Critiques

Travelling Daniel Bélanger

Daniel Bélanger

Travelling

  • Audiogram
  • 2020
  • 41 minutes
7,5

Depuis ses débuts sur disque il y a de cela près de trois décennies, Daniel Bélanger s’est imposé comme une des voix les plus fortes du Québec, capable d’expérimenter avec les genres sans s’éloigner du format chanson. Mais voilà que le musicien range son micro pour s’offrir un album entièrement instrumental, intitulé Travelling, et qui emprunte d’ailleurs beaucoup aux techniques de la musique de film.

Ce projet d’album instrumental est dans les cartons de Daniel Bélanger depuis un bout. Déjà, en 2016, lors de la sortie de Paloma, il disait travailler à un disque sans paroles. Travelling aurait finalement dû être lancé au printemps, mais la pandémie en a décidé autrement. Au final, c’est peut-être un mal pour un bien, car il se dégage de ce disque une chaleur qui s’arrime très bien à la venue de l’automne.

Il y a quand même une symbolique très forte au fait que Travelling soit lancé au moment où un autre confinement vient de nous tomber dessus. En mars dernier, Daniel Bélanger a en effet commencé à publier sur Instagram de petits dessins abordant des thèmes de l’actualité comme les drames dans les CHSLD ou la pénurie de farine dans les épiceries. Une sorte de « journal intime », réalisé « sans intention et sans obligation », comme il le confiait au journal La Presse en avril.

Bref, c’est par le dessin que l’auteur-compositeur-interprète a choisi de communiquer, plutôt que par des prestations sur les réseaux sociaux. Et voilà qu’il arrive avec un album où il a décidé de s’exprimer uniquement par la musique, et non les textes. Ce qui ne signifie pas que Daniel Bélanger n’a plus rien à dire, bien au contraire. D’ailleurs, Travelling témoigne d’une recherche approfondie sur le plan des textures, mais sans que la musique ne doive se mettre au service des paroles.
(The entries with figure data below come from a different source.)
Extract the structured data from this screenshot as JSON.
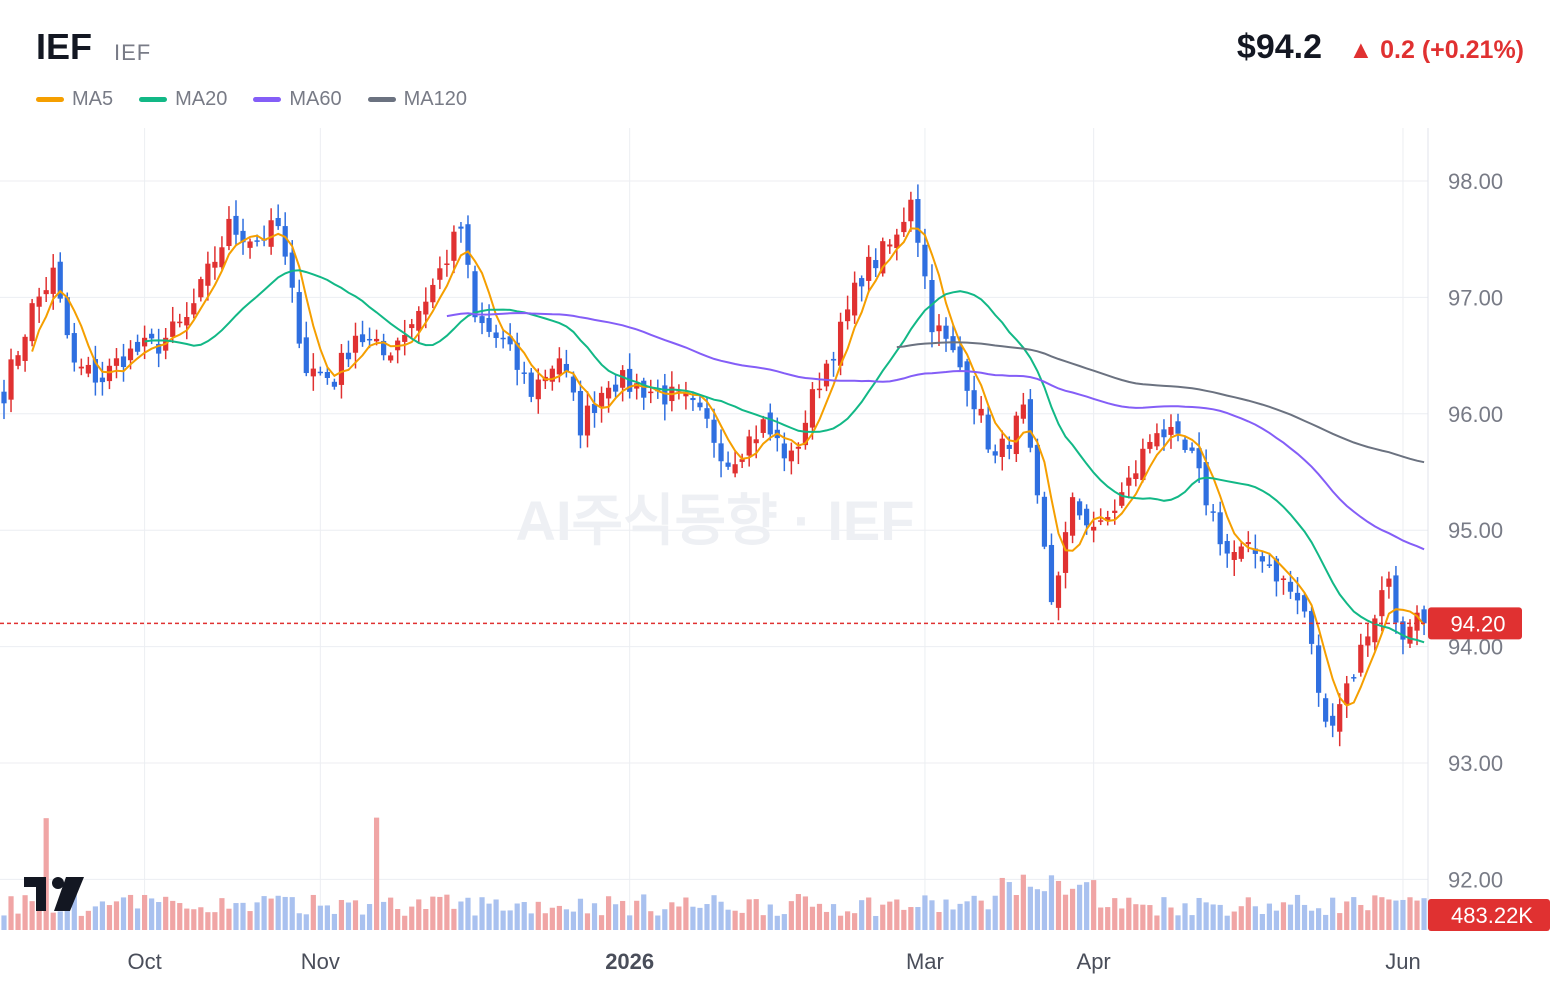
{
  "header": {
    "symbol": "IEF",
    "subtitle": "IEF",
    "price": "$94.2",
    "change": "▲ 0.2 (+0.21%)"
  },
  "legend": [
    {
      "label": "MA5",
      "color": "#f59f00"
    },
    {
      "label": "MA20",
      "color": "#12b886"
    },
    {
      "label": "MA60",
      "color": "#845ef7"
    },
    {
      "label": "MA120",
      "color": "#6b7280"
    }
  ],
  "watermark": "AI주식동향 · IEF",
  "colors": {
    "up": "#e03131",
    "down": "#2f6fe0",
    "up_vol": "#f0a5a5",
    "down_vol": "#a9c1ef",
    "grid": "#eceef2"
  },
  "chart_data": {
    "type": "candlestick",
    "ylim": [
      91.8,
      98.45
    ],
    "y_ticks": [
      "98.00",
      "97.00",
      "96.00",
      "95.00",
      "94.00",
      "93.00",
      "92.00"
    ],
    "x_ticks": [
      {
        "label": "Oct",
        "day": 20
      },
      {
        "label": "Nov",
        "day": 45
      },
      {
        "label": "2026",
        "day": 89,
        "bold": true
      },
      {
        "label": "Mar",
        "day": 131
      },
      {
        "label": "Apr",
        "day": 155
      },
      {
        "label": "Jun",
        "day": 199
      }
    ],
    "n_days": 203,
    "last_price": 94.2,
    "last_price_label": "94.20",
    "volume_label": "483.22K",
    "anchors": [
      [
        0,
        96.2
      ],
      [
        4,
        96.9
      ],
      [
        7,
        97.2
      ],
      [
        10,
        96.4
      ],
      [
        14,
        96.3
      ],
      [
        17,
        96.5
      ],
      [
        22,
        96.6
      ],
      [
        26,
        96.8
      ],
      [
        32,
        97.6
      ],
      [
        36,
        97.5
      ],
      [
        39,
        97.6
      ],
      [
        43,
        96.4
      ],
      [
        47,
        96.3
      ],
      [
        50,
        96.7
      ],
      [
        54,
        96.5
      ],
      [
        58,
        96.8
      ],
      [
        61,
        97.1
      ],
      [
        65,
        97.6
      ],
      [
        67,
        96.8
      ],
      [
        71,
        96.6
      ],
      [
        75,
        96.2
      ],
      [
        79,
        96.5
      ],
      [
        82,
        95.9
      ],
      [
        86,
        96.3
      ],
      [
        92,
        96.2
      ],
      [
        97,
        96.1
      ],
      [
        100,
        95.9
      ],
      [
        103,
        95.6
      ],
      [
        108,
        95.9
      ],
      [
        112,
        95.6
      ],
      [
        116,
        96.3
      ],
      [
        119,
        96.7
      ],
      [
        122,
        97.2
      ],
      [
        127,
        97.5
      ],
      [
        129,
        97.9
      ],
      [
        132,
        96.8
      ],
      [
        137,
        96.3
      ],
      [
        141,
        95.6
      ],
      [
        145,
        96.0
      ],
      [
        149,
        94.4
      ],
      [
        152,
        95.2
      ],
      [
        156,
        95.0
      ],
      [
        160,
        95.4
      ],
      [
        164,
        95.9
      ],
      [
        169,
        95.6
      ],
      [
        174,
        94.8
      ],
      [
        179,
        94.8
      ],
      [
        185,
        94.3
      ],
      [
        188,
        93.3
      ],
      [
        192,
        93.8
      ],
      [
        195,
        94.3
      ],
      [
        197,
        94.6
      ],
      [
        199,
        94.0
      ],
      [
        201,
        94.2
      ]
    ],
    "ma_series": [
      {
        "name": "MA5",
        "window": 5,
        "color": "#f59f00",
        "start": 4
      },
      {
        "name": "MA20",
        "window": 20,
        "color": "#12b886",
        "start": 20
      },
      {
        "name": "MA60",
        "window": 60,
        "color": "#845ef7",
        "start": 63
      },
      {
        "name": "MA120",
        "window": 120,
        "color": "#6b7280",
        "start": 127
      }
    ]
  }
}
On sent d’ailleurs une très grande liberté dans cette manière de toucher à plusieurs traditions musicales, parfois au sein d’une même pièce. Après une brève introduction orchestrale, Daniel Bélanger nous entraîne d’abord dans une atmosphère à la Ennio Morricone sur Froide était la gâchette, nourrie de banjo et de sifflements, qui me fait penser à la scène d’ouverture d’Il était une fois dans l’Ouest de Sergio Leone (celle sur le porche, avec la mouche). Puis arrive Le triomphe d’une perruche, qui pourrait presque être la suite de ce duel, sauf que la musique dévie de son esthétique western spaghetti pour lorgner du côté de l’électronique, surtout au chapitre des percussions, et voilà que les univers sonores se mélangent et s’entrechoquent.

Même s’il s’agit d’un album instrumental, on n’est pas ici en mode « ambiant ». L’instrumentation est très variée (Daniel Bélanger joue de presque tout, à l’exception notamment des arrangements de cordes signés Julie Thériault et de la trompette de Jacques Kuba Séguin), ce qui donne une couleur distincte à chaque morceau. Sur Un grillon au parc national, j’entends les trames sonores d’Henry Mancini (surtout celle de Touch of Evil, du réalisateur Orson Welles, vieux film noir de 1958), tandis que La flûte atomique rappelle le prog-lounge d’Intouchable et immortel. Entre ces deux pôles se situent le folk-rock enfumé de Chanter ou l’électro-punk de Farewell Alan Vega, en hommage au défunt leader de Suicide, disparu en 2016.

En langage cinéma, le travelling réfère à un mouvement de caméra pour suivre un sujet en mouvement. C’est justement un titre qui convient très bien à cet album, qui se plaît à jouer sur plusieurs tableaux en même temps. Bien sûr, on préfère Daniel Bélanger en mode chanson (sauf peut-être pour Chic de ville), sauf qu’en attendant, on peut se réjouir de le voir s’amuser avec les images et les sons.